On the right side of the Space information panel, links for actions that can be performed on the current space are provided.

  • Add Content enables you to upload a new file in the current space.

  • Create Options facilitates you to create new content items and create new spaces.

  • More Actions supplies several tasks that can be performed over the current space.

  • View Options offers at most four choices to view the contents of the current space

  • Details View displays contents along with details of each one—much like windows explorer details view.

  • Icon View shows contents with the content icon along with minimal information about the file.

  • Browse View renders only the filename, title, and action icons for the content.
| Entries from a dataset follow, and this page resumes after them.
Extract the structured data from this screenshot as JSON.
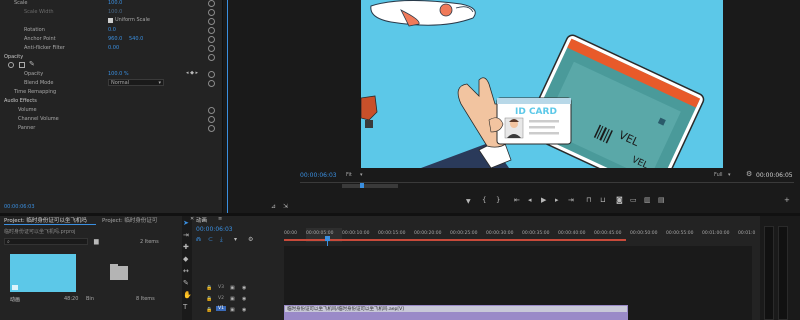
{
  "effect_controls": {
    "rows": [
      {
        "label": "Scale",
        "value": "100.0"
      },
      {
        "label": "Scale Width",
        "value": "100.0"
      },
      {
        "label": "Uniform Scale",
        "value": ""
      },
      {
        "label": "Rotation",
        "value": "0.0"
      },
      {
        "label": "Anchor Point",
        "value": "960.0",
        "value2": "540.0"
      },
      {
        "label": "Anti-flicker Filter",
        "value": "0.00"
      },
      {
        "label": "Opacity",
        "value": ""
      },
      {
        "label": "Opacity",
        "value": "100.0 %"
      },
      {
        "label": "Blend Mode",
        "value": "Normal"
      },
      {
        "label": "Time Remapping",
        "value": ""
      },
      {
        "label": "Audio Effects",
        "value": ""
      },
      {
        "label": "Volume",
        "value": ""
      },
      {
        "label": "Channel Volume",
        "value": ""
      },
      {
        "label": "Panner",
        "value": ""
      }
    ],
    "timecode": "00:00:06:03"
  },
  "program_monitor": {
    "timecode": "00:00:06:03",
    "fit": "Fit",
    "quality": "Full",
    "duration": "00:00:06:05",
    "id_card_text": "ID CARD",
    "ticket_text_1": "VEL",
    "ticket_text_2": "VEL"
  },
  "project_panel": {
    "tab_project": "Project: 临时身份证可以坐飞机吗",
    "tab_project2": "Project: 临时身份证可",
    "project_file": "临时身份证可以坐飞机吗.prproj",
    "items_count": "2 Items",
    "item1_name": "动画",
    "item1_duration": "48:20",
    "item2_name": "Bin",
    "item2_count": "8 Items"
  },
  "timeline": {
    "tab": "动画",
    "timecode": "00:00:06:03",
    "ruler": [
      "00:00",
      "00:00:05:00",
      "00:00:10:00",
      "00:00:15:00",
      "00:00:20:00",
      "00:00:25:00",
      "00:00:30:00",
      "00:00:35:00",
      "00:00:40:00",
      "00:00:45:00",
      "00:00:50:00",
      "00:00:55:00",
      "00:01:00:00",
      "00:01:0"
    ],
    "tracks": [
      "V3",
      "V2",
      "V1"
    ],
    "clip_label": "临时身份证可以坐飞机吗/临时身份证可以坐飞机吗.aep[V]"
  },
  "colors": {
    "accent": "#3a8fe0",
    "scene_bg": "#5cc8e8",
    "ticket_teal": "#4a9a9a",
    "ticket_orange": "#e85a2a",
    "clip_purple": "#9a8ac8"
  }
}
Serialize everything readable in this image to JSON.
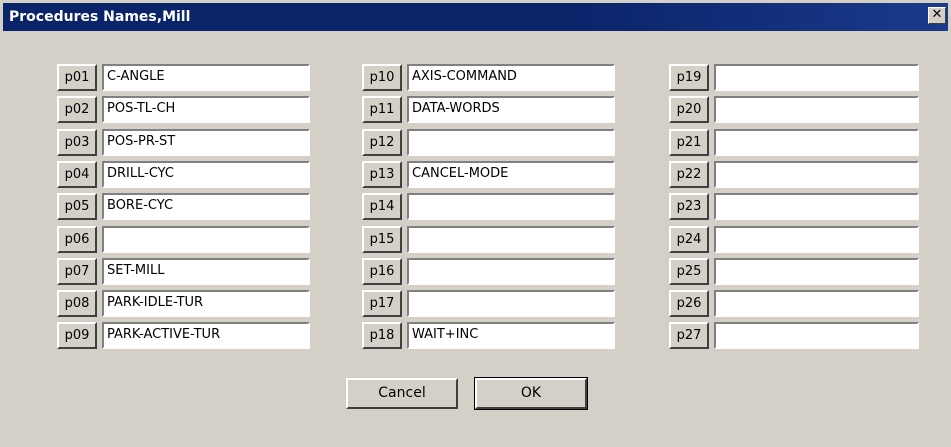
{
  "window": {
    "title": "Procedures Names,Mill",
    "close_glyph": "✕"
  },
  "columns": [
    {
      "rows": [
        {
          "label": "p01",
          "value": "C-ANGLE"
        },
        {
          "label": "p02",
          "value": "POS-TL-CH"
        },
        {
          "label": "p03",
          "value": "POS-PR-ST"
        },
        {
          "label": "p04",
          "value": "DRILL-CYC"
        },
        {
          "label": "p05",
          "value": "BORE-CYC"
        },
        {
          "label": "p06",
          "value": ""
        },
        {
          "label": "p07",
          "value": "SET-MILL"
        },
        {
          "label": "p08",
          "value": "PARK-IDLE-TUR"
        },
        {
          "label": "p09",
          "value": "PARK-ACTIVE-TUR"
        }
      ]
    },
    {
      "rows": [
        {
          "label": "p10",
          "value": "AXIS-COMMAND"
        },
        {
          "label": "p11",
          "value": "DATA-WORDS"
        },
        {
          "label": "p12",
          "value": ""
        },
        {
          "label": "p13",
          "value": "CANCEL-MODE"
        },
        {
          "label": "p14",
          "value": ""
        },
        {
          "label": "p15",
          "value": ""
        },
        {
          "label": "p16",
          "value": ""
        },
        {
          "label": "p17",
          "value": ""
        },
        {
          "label": "p18",
          "value": "WAIT+INC"
        }
      ]
    },
    {
      "rows": [
        {
          "label": "p19",
          "value": ""
        },
        {
          "label": "p20",
          "value": ""
        },
        {
          "label": "p21",
          "value": ""
        },
        {
          "label": "p22",
          "value": ""
        },
        {
          "label": "p23",
          "value": ""
        },
        {
          "label": "p24",
          "value": ""
        },
        {
          "label": "p25",
          "value": ""
        },
        {
          "label": "p26",
          "value": ""
        },
        {
          "label": "p27",
          "value": ""
        }
      ]
    }
  ],
  "buttons": {
    "cancel_label": "Cancel",
    "ok_label": "OK"
  },
  "colors": {
    "titlebar": "#0a246a",
    "face": "#d4d0c8"
  }
}
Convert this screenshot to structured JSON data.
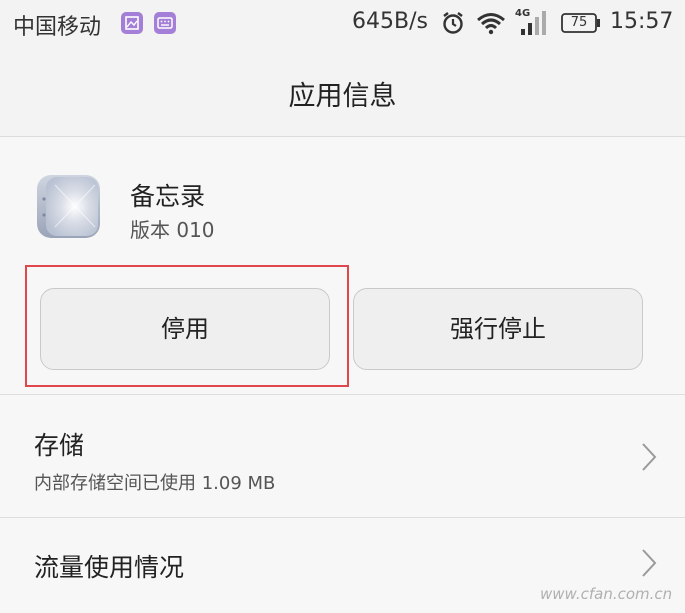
{
  "status_bar": {
    "carrier": "中国移动",
    "speed": "645B/s",
    "network": "4G",
    "battery": "75",
    "time": "15:57",
    "icons": [
      "image-notification-icon",
      "keyboard-notification-icon",
      "alarm-icon",
      "wifi-icon",
      "signal-icon",
      "battery-icon"
    ]
  },
  "header": {
    "title": "应用信息"
  },
  "app": {
    "name": "备忘录",
    "version": "版本 010",
    "icon": "notepad-app-icon"
  },
  "actions": {
    "disable_label": "停用",
    "force_stop_label": "强行停止"
  },
  "highlight_color": "#e0474d",
  "storage": {
    "title": "存储",
    "summary": "内部存储空间已使用 1.09 MB"
  },
  "data_usage": {
    "title": "流量使用情况"
  },
  "watermark": "www.cfan.com.cn"
}
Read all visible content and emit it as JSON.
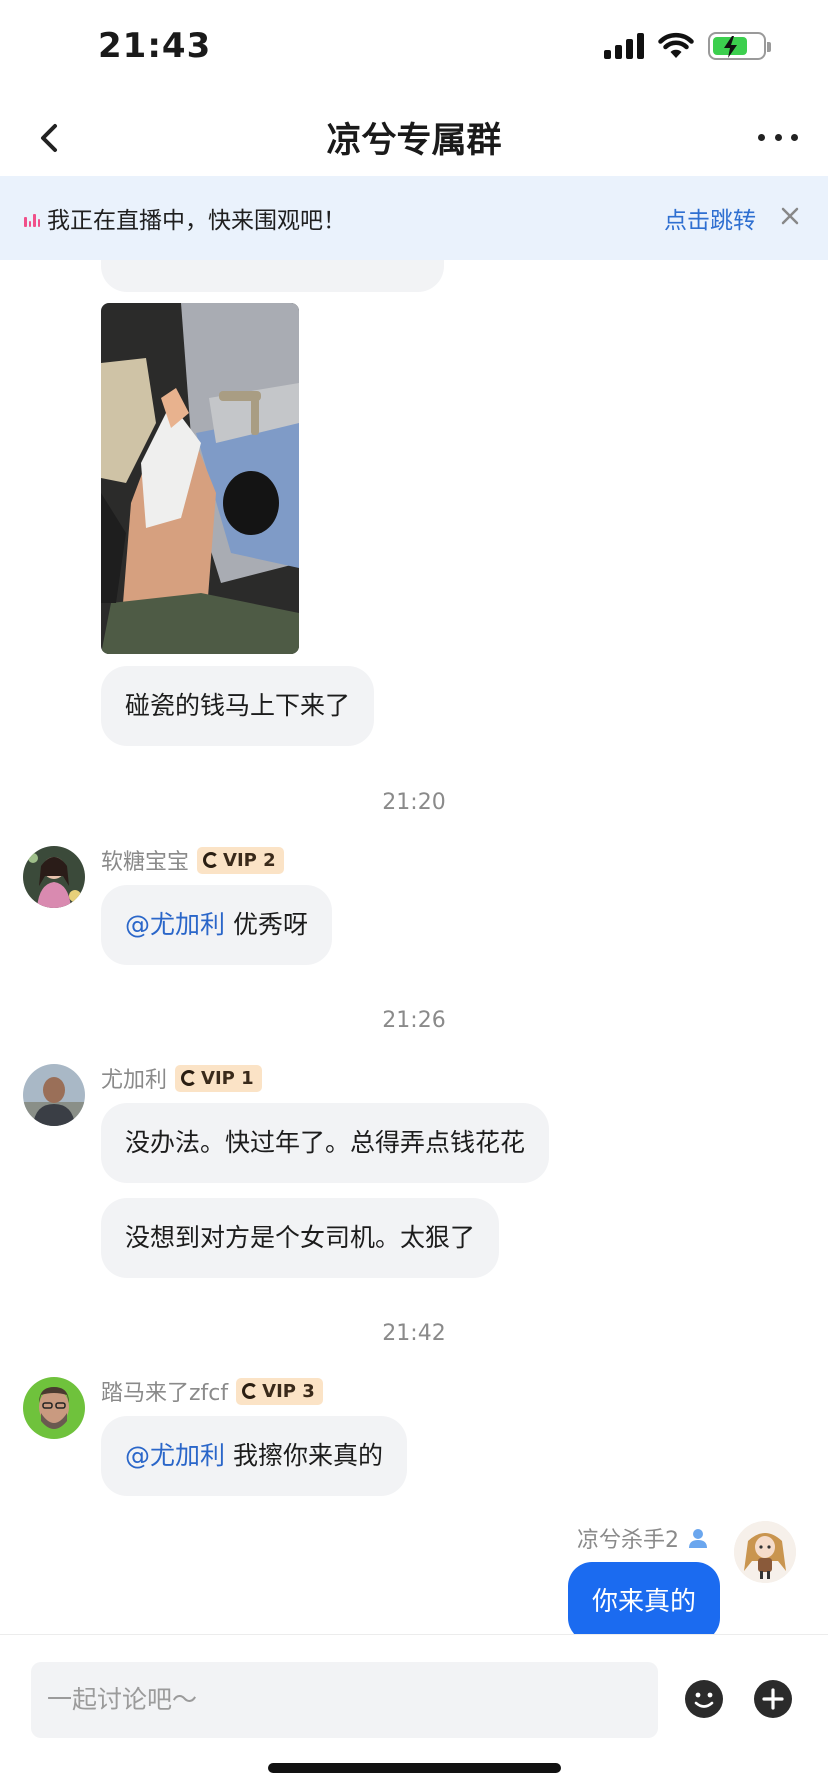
{
  "status_bar": {
    "time": "21:43"
  },
  "nav": {
    "title": "凉兮专属群"
  },
  "banner": {
    "text": "我正在直播中，快来围观吧！",
    "link": "点击跳转"
  },
  "messages": [
    {
      "type": "text",
      "text": "碰瓷的钱马上下来了"
    },
    {
      "type": "time",
      "text": "21:20"
    },
    {
      "sender": "软糖宝宝",
      "vip": "VIP 2",
      "mention": "@尤加利",
      "text": "优秀呀"
    },
    {
      "type": "time",
      "text": "21:26"
    },
    {
      "sender": "尤加利",
      "vip": "VIP 1",
      "texts": [
        "没办法。快过年了。总得弄点钱花花",
        "没想到对方是个女司机。太狠了"
      ]
    },
    {
      "type": "time",
      "text": "21:42"
    },
    {
      "sender": "踏马来了zfcf",
      "vip": "VIP 3",
      "mention": "@尤加利",
      "text": "我擦你来真的"
    }
  ],
  "self": {
    "name": "凉兮杀手2",
    "text": "你来真的"
  },
  "input": {
    "placeholder": "一起讨论吧～"
  },
  "colors": {
    "accent": "#1b6bf0",
    "link": "#2a66c9",
    "banner_bg": "#eaf2fc",
    "vip_bg": "#fbe3c6"
  }
}
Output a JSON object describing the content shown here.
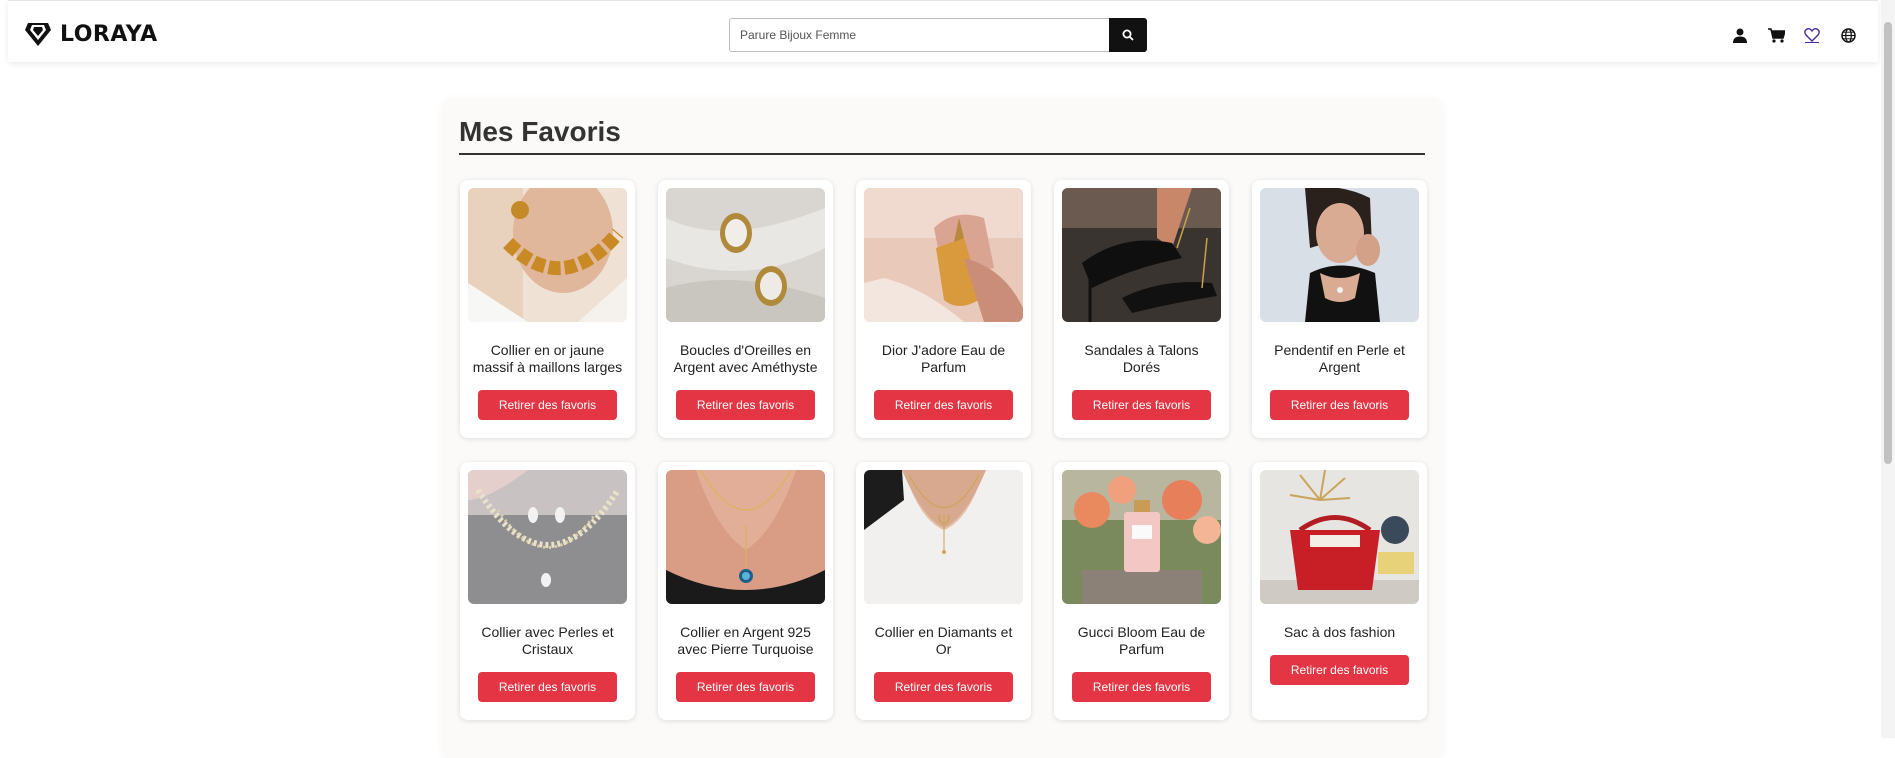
{
  "brand": {
    "name": "LORAYA",
    "logo_icon": "diamond-logo-icon"
  },
  "search": {
    "placeholder": "Parure Bijoux Femme",
    "value": "",
    "button_icon": "search-icon"
  },
  "nav_icons": [
    "user-icon",
    "cart-icon",
    "heart-icon",
    "globe-icon"
  ],
  "favorites": {
    "title": "Mes Favoris",
    "remove_label": "Retirer des favoris",
    "items": [
      {
        "name": "Collier en or jaune massif à maillons larges",
        "image": "gold-chain-necklace"
      },
      {
        "name": "Boucles d'Oreilles en Argent avec Améthyste",
        "image": "pearl-earrings"
      },
      {
        "name": "Dior J'adore Eau de Parfum",
        "image": "perfume-bottle"
      },
      {
        "name": "Sandales à Talons Dorés",
        "image": "black-heels"
      },
      {
        "name": "Pendentif en Perle et Argent",
        "image": "woman-pendant"
      },
      {
        "name": "Collier avec Perles et Cristaux",
        "image": "crystal-necklace-set"
      },
      {
        "name": "Collier en Argent 925 avec Pierre Turquoise",
        "image": "turquoise-pendant"
      },
      {
        "name": "Collier en Diamants et Or",
        "image": "moon-necklace"
      },
      {
        "name": "Gucci Bloom Eau de Parfum",
        "image": "pink-perfume-flowers"
      },
      {
        "name": "Sac à dos fashion",
        "image": "red-handbag"
      }
    ]
  },
  "colors": {
    "accent": "#e33543",
    "dark": "#111111"
  }
}
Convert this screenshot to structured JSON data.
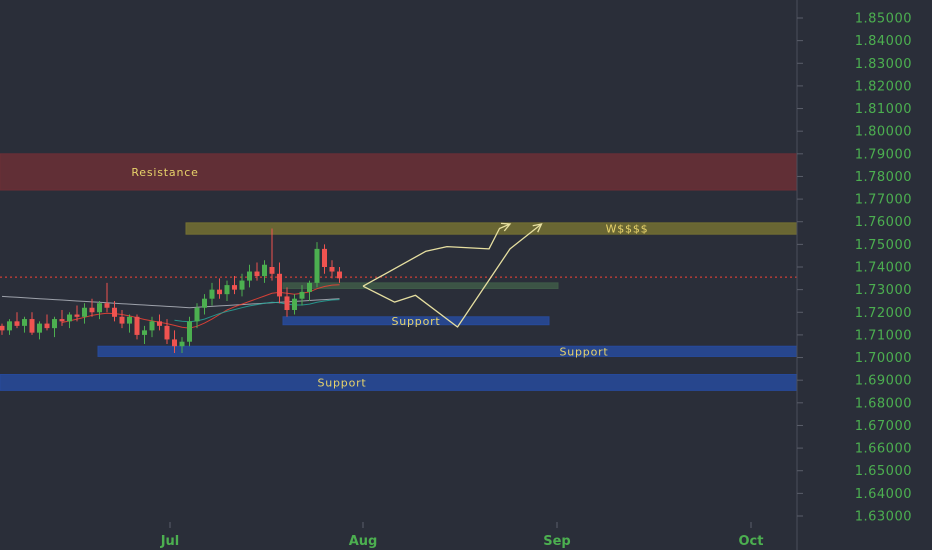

  • Custom View exhibits the freemarker template you have associated with the space.

Sub-spaces panel

Panel shows all subspaces of the current space. You can set the number of items to show in a page. However, this setting will be applicable for the current session only, meaning if your session is expired or you are logged out, this setting will be reset.

There is a pagination control set also provided by which you can navigate through several pages.

Content items panel

This panel renders the content items (documents, files, and so on) created or uploaded in the current space. As seen previously, you can set the number of items to show in a page. However, this setting will be applicable for the current session only, means as before if your session is expired or you are logged out, this setting will be reset.

There is a pagination control set also provided by which you can navigate through several pages.

Footer

The footer section of the explorer page displays copyrights, license, warranty, and other information about Alfresco. This panel stays read-only unless you fiddle with some of Alfresco explorer's JSP pages and JAVA classes.